I look around the deserted hall and think about the cold walk to the subway that’s ahead of me. I try not to feel rejected looking back at the closed door as I board the elevator. I took a chance and it backfired, but I’m not giving up.

I found her.

Against all odds, I found the girl who so effortlessly embedded herself in my mind. I haven’t been able to get her out of my thoughts for the last year and a half, and after one kiss, I know I won’t be forgetting her any time soon. Her mother is my agent. I wave to the security guard who let me up a few hours ago and draw in a deep breath, hesitating at the revolving glass door. A light snow is falling, and every instinct urges me to go back up and get my coat.

Every instinct but one.

I really pushed tonight. Was very clear that I want to see where this goes, but seeing me again so unexpectedly, discovering I’m her mother’s client, and that I wrote a book based on our one-hour stand—it’s a lot. I don’t want to push too hard in case I blow this for good. And this is too good, she’s too good, to mess up. So I’ll let her come to me.

In the meantime, a brisk walk in the snow won’t kill me.

Will it?

Visions of all the starving artists who must have died of consumption flash through my mind. I’m stepping out into the street, shivering in the cold as feathery flakes drift to the ground, when a sound behind me grabs my attention. I turn to find Sinclaire standing just outside the glass doors on the sidewalk with my coat folded over one arm.

“You forgot this.”

A laugh, so insistent I can’t even try to hold it back, bubbles up and forces its way past my lips. She grins at me and rolls her eyes, proffering the pea coat to me. “Mom spotted it and I knew you’d be cold.”
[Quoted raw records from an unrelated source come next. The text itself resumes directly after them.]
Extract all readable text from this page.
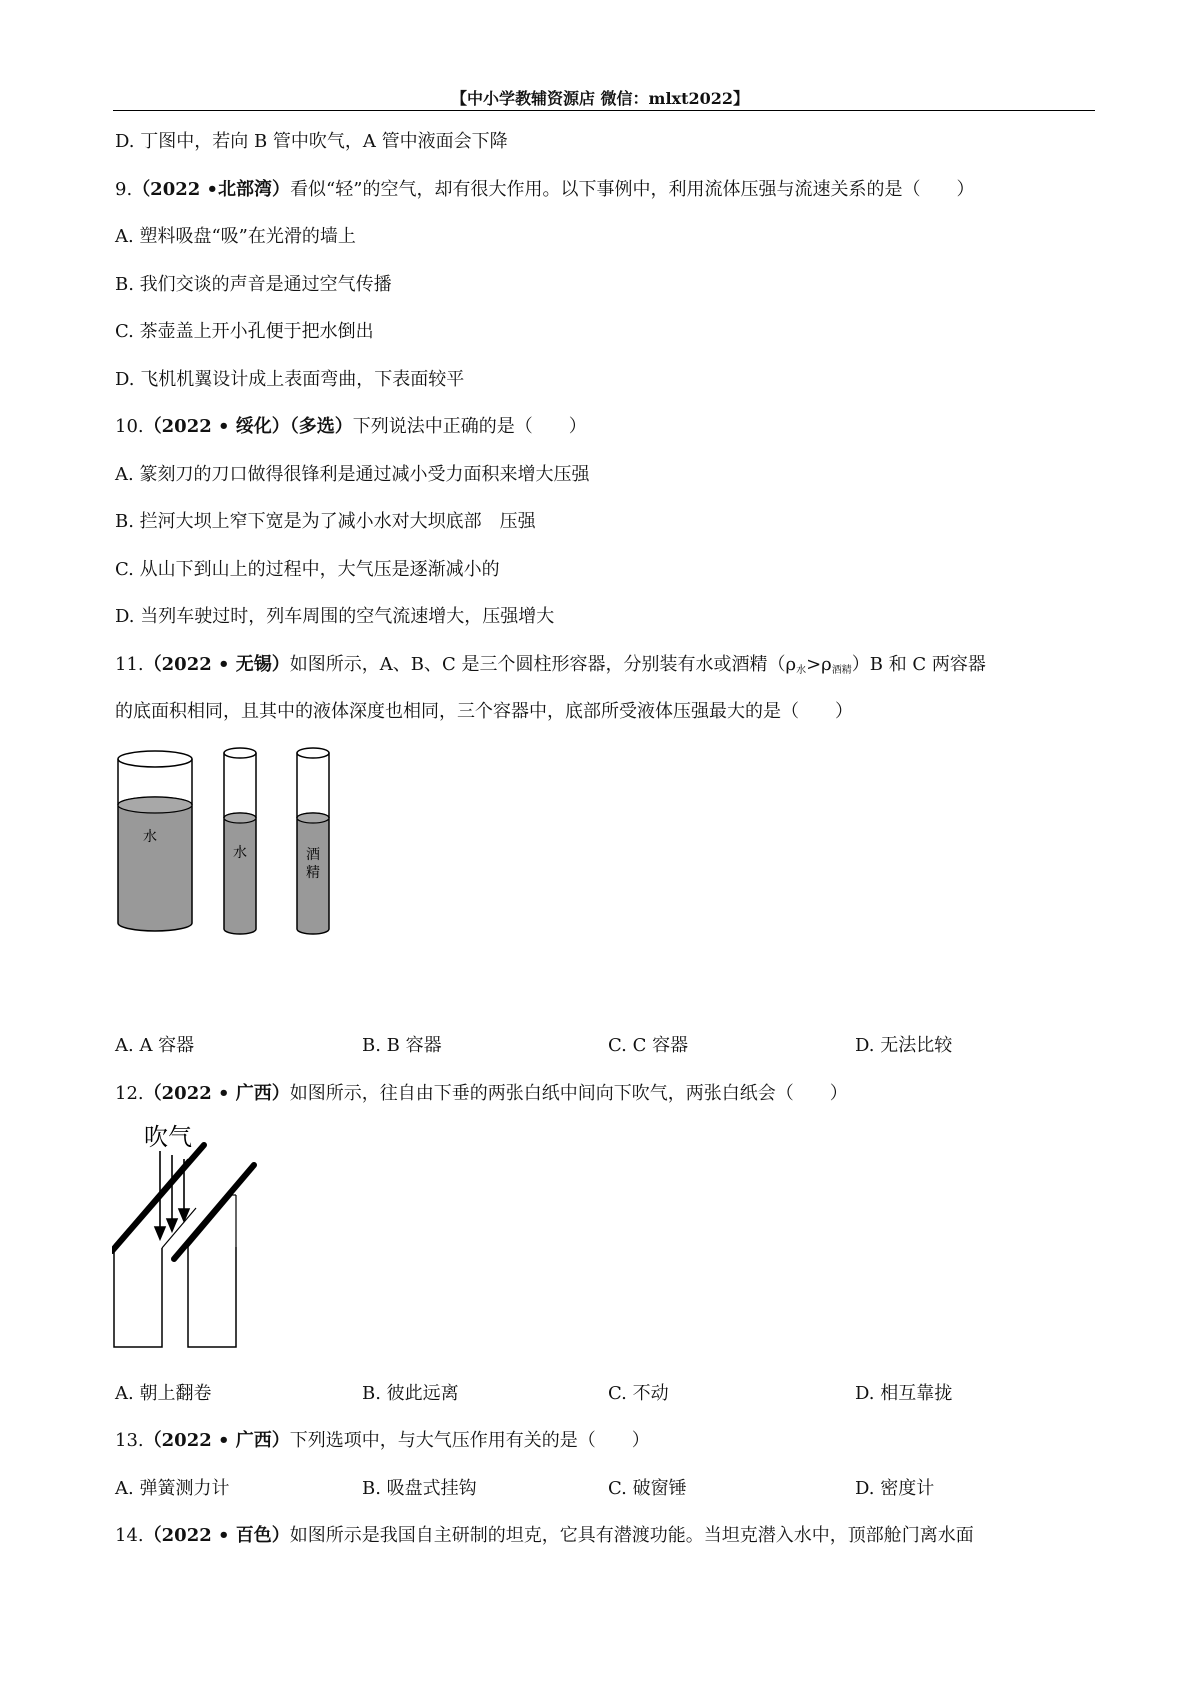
【中小学教辅资源店 微信：mlxt2022】
D. 丁图中，若向 B 管中吹气，A 管中液面会下降
9.（2022 •北部湾）看似“轻”的空气，却有很大作用。以下事例中，利用流体压强与流速关系的是（　　）
A. 塑料吸盘“吸”在光滑的墙上
B. 我们交谈的声音是通过空气传播
C. 茶壶盖上开小孔便于把水倒出
D. 飞机机翼设计成上表面弯曲，下表面较平
10.（2022 • 绥化）（多选）下列说法中正确的是（　　）
A. 篆刻刀的刀口做得很锋利是通过减小受力面积来增大压强
B. 拦河大坝上窄下宽是为了减小水对大坝底部　压强
C. 从山下到山上的过程中，大气压是逐渐减小的
D. 当列车驶过时，列车周围的空气流速增大，压强增大
11.（2022 • 无锡）如图所示，A、B、C 是三个圆柱形容器，分别装有水或酒精$(\rho_水>\rho_{酒精})B$ 和 C 两容器
的底面积相同，且其中的液体深度也相同，三个容器中，底部所受液体压强最大的是（　　）
水
水	酒
精
A. A 容器	B. B 容器	C. C 容器	D. 无法比较
12.（2022 • 广西）如图所示，往自由下垂的两张白纸中间向下吹气，两张白纸会（　　）
吹气
A. 朝上翻卷	B. 彼此远离	C. 不动	D. 相互靠拢
13.（2022 • 广西）下列选项中，与大气压作用有关的是（　　）
A. 弹簧测力计	B. 吸盘式挂钩	C. 破窗锤	D. 密度计
14.（2022 • 百色）如图所示是我国自主研制的坦克，它具有潜渡功能。当坦克潜入水中，顶部舱门离水面
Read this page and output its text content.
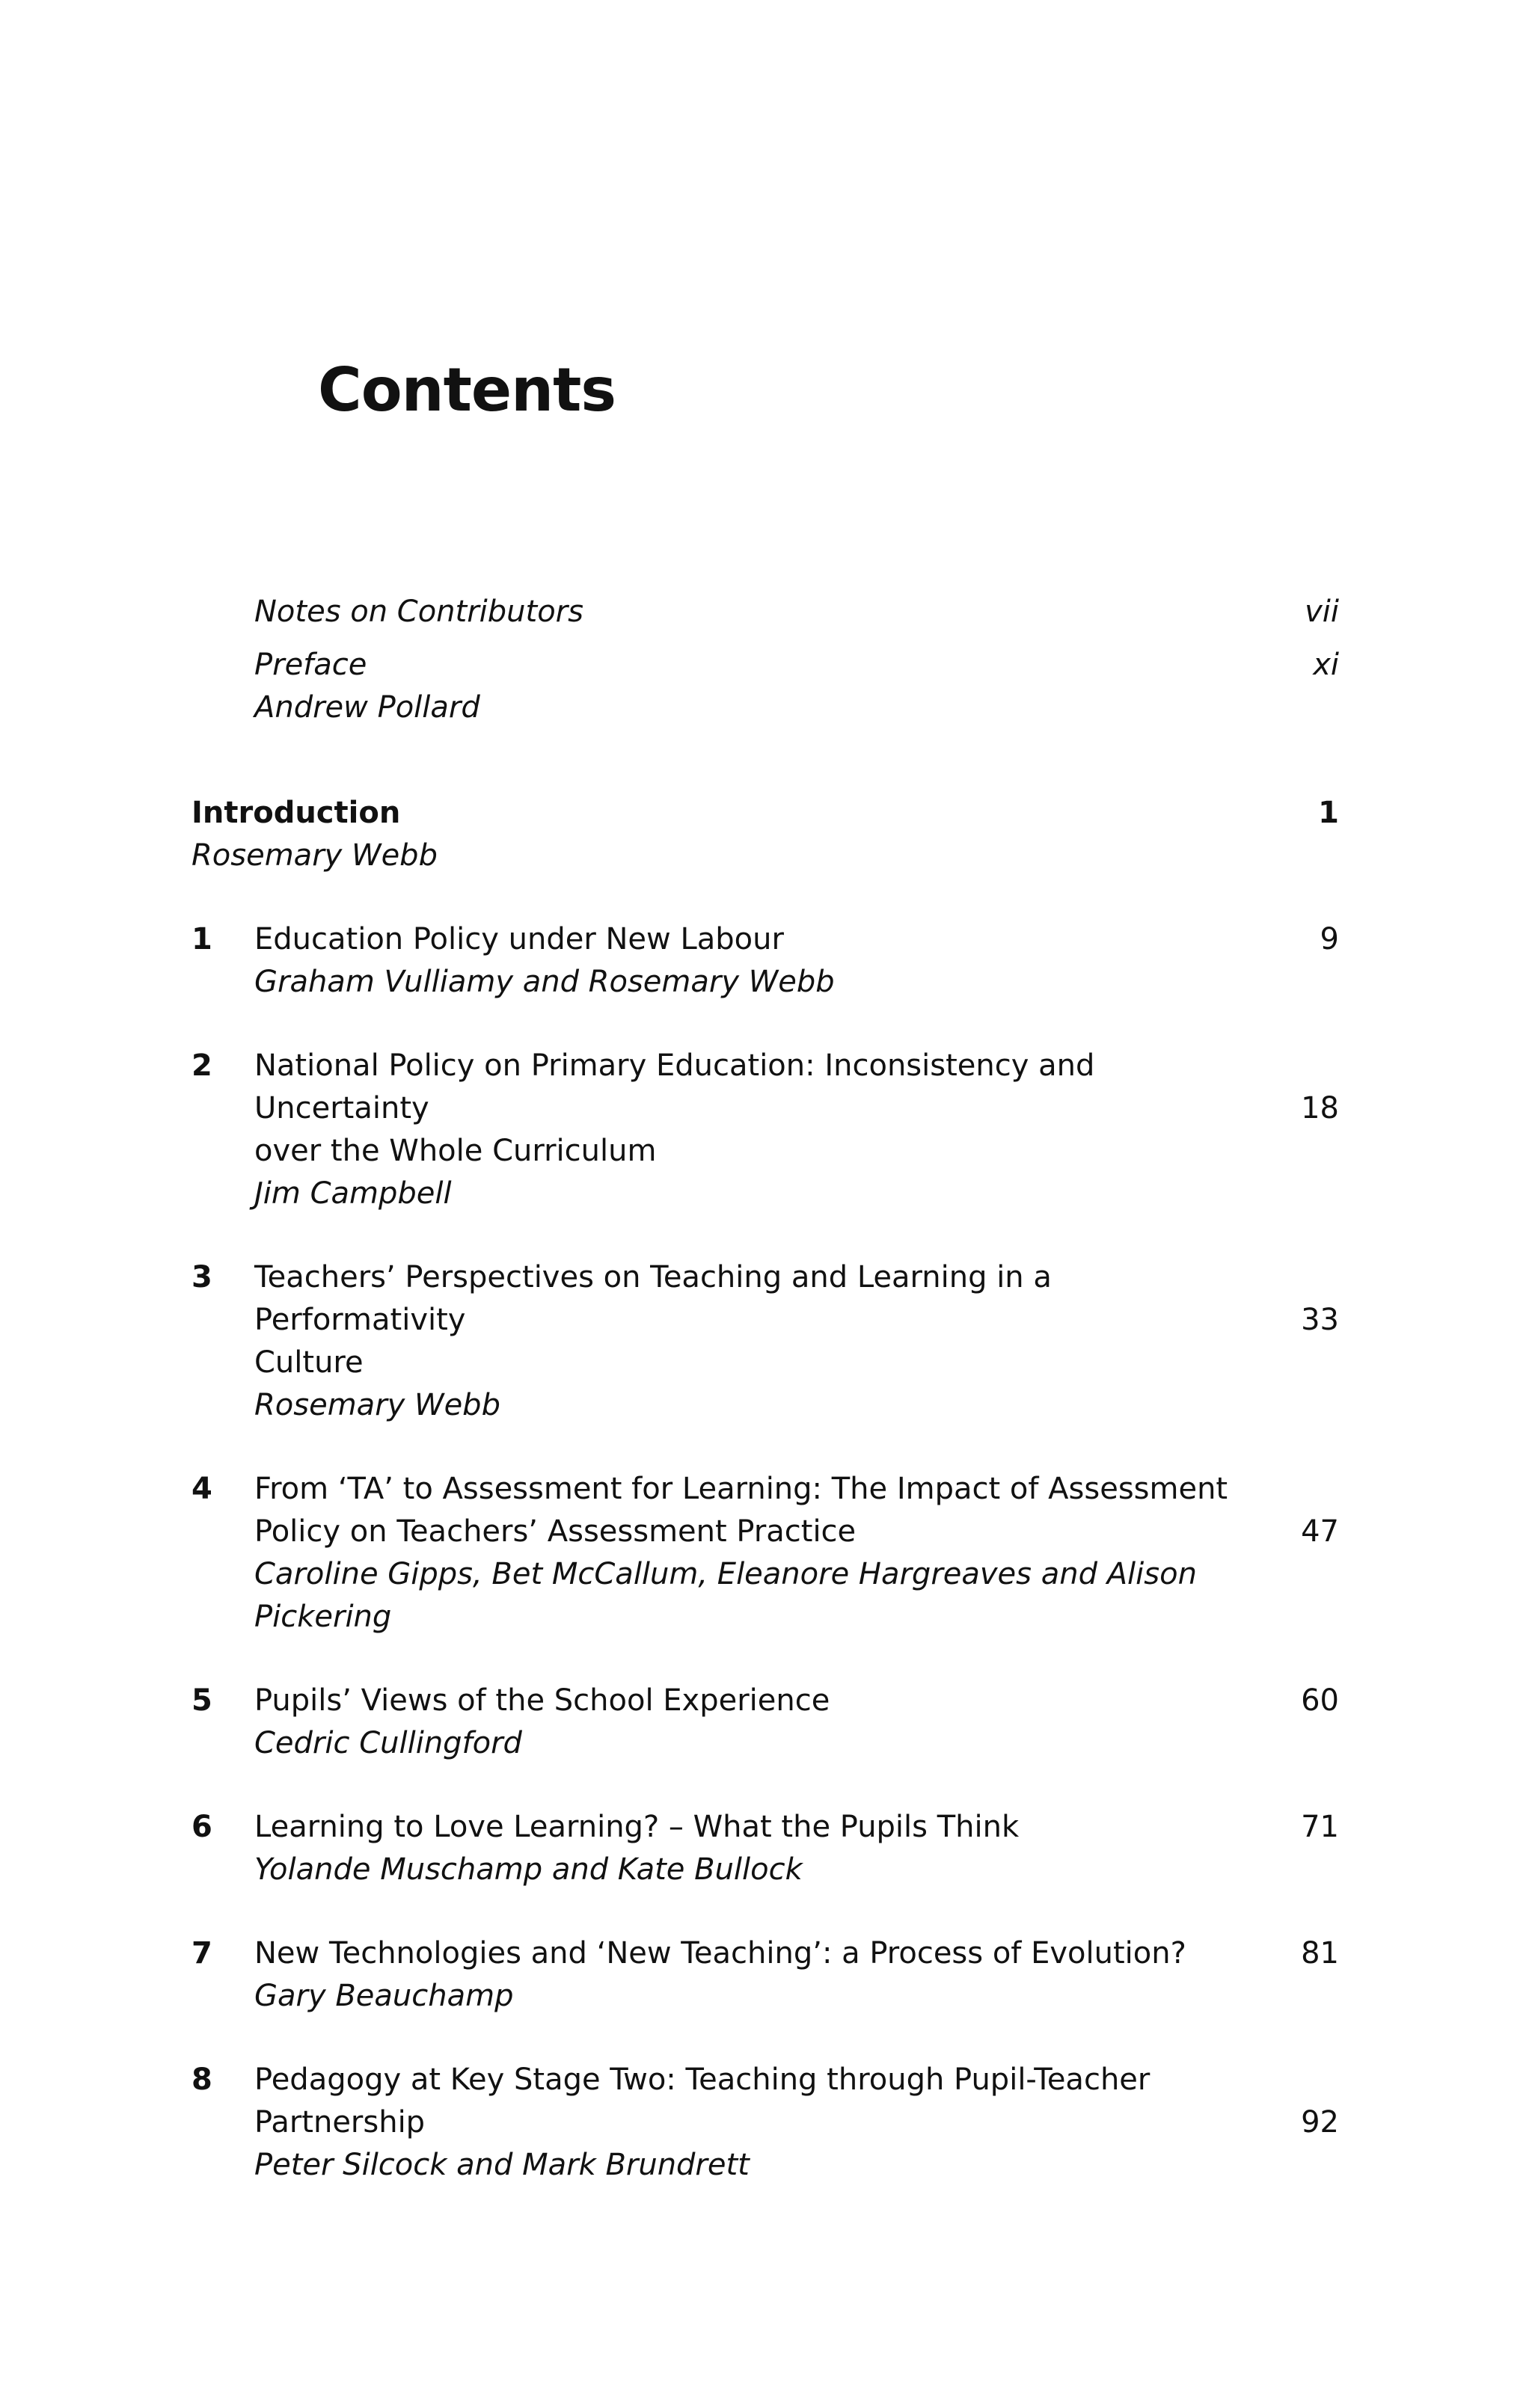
Contents
Notes on Contributors	vii
Preface
Andrew Pollard
xi
Introduction
Rosemary Webb
1
1 Education Policy under New Labour
Graham Vulliamy and Rosemary Webb
9
2 National Policy on Primary Education: Inconsistency and Uncertainty
over the Whole Curriculum
Jim Campbell
18
3 Teachers’ Perspectives on Teaching and Learning in a Performativity
Culture
Rosemary Webb
33
4 From ‘TA’ to Assessment for Learning: The Impact of Assessment
Policy on Teachers’ Assessment Practice
Caroline Gipps, Bet McCallum, Eleanore Hargreaves and Alison Pickering
47
5 Pupils’ Views of the School Experience
Cedric Cullingford
60
6 Learning to Love Learning? – What the Pupils Think
Yolande Muschamp and Kate Bullock
71
7 New Technologies and ‘New Teaching’: a Process of Evolution?
Gary Beauchamp
81
8 Pedagogy at Key Stage Two: Teaching through Pupil-Teacher
Partnership
Peter Silcock and Mark Brundrett
92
“Yeah.” I step forward to take it from her, gratefully slipping my arms in. “I was already thinking about losing a toe to frost bite.”

She tips her head back, meeting my eyes, and her smile softens, melts out here in the cold. Snowflakes fall like sprinkled sugar, stark against her smooth skin and dark hair. I press one frosty knuckle to the curve of her cheek.

“I know you think

it’s crazy,” I say, my voice hoarse in the frigid air and with earnest feeling. “But I want to see you again. I don’t believe we found each other like this just to let go.”

She bites her bottom lip, shivers and wraps her arms around herself. After a moment, she nods, seeming to reach a decision. Whether it’ll be to kick me to the subway or give me another shot, I don’t know. But then she takes my hand, her fingers icy and twined with mine. She nods toward the apartment building.

“You didn’t get your tiramisu.” Her eyes lower to the snow-flecked sidewalk and there’s almost something shy in the way she can’t bring herself to look at me. “Why don’t you come up for dessert?”

Pleasure buzzes through me. This is more than I would have hoped or asked for.

“And your parents?” I ask, letting her lead me back inside through the revolving doors. “What do you want to tell them?”

Her laugh is roguish and bold, and the girl on an adventure, on a mission, the one I met that first night is back, smiling at me over her shoulder as we enter the elevator. “Oh, we’ll think of something.”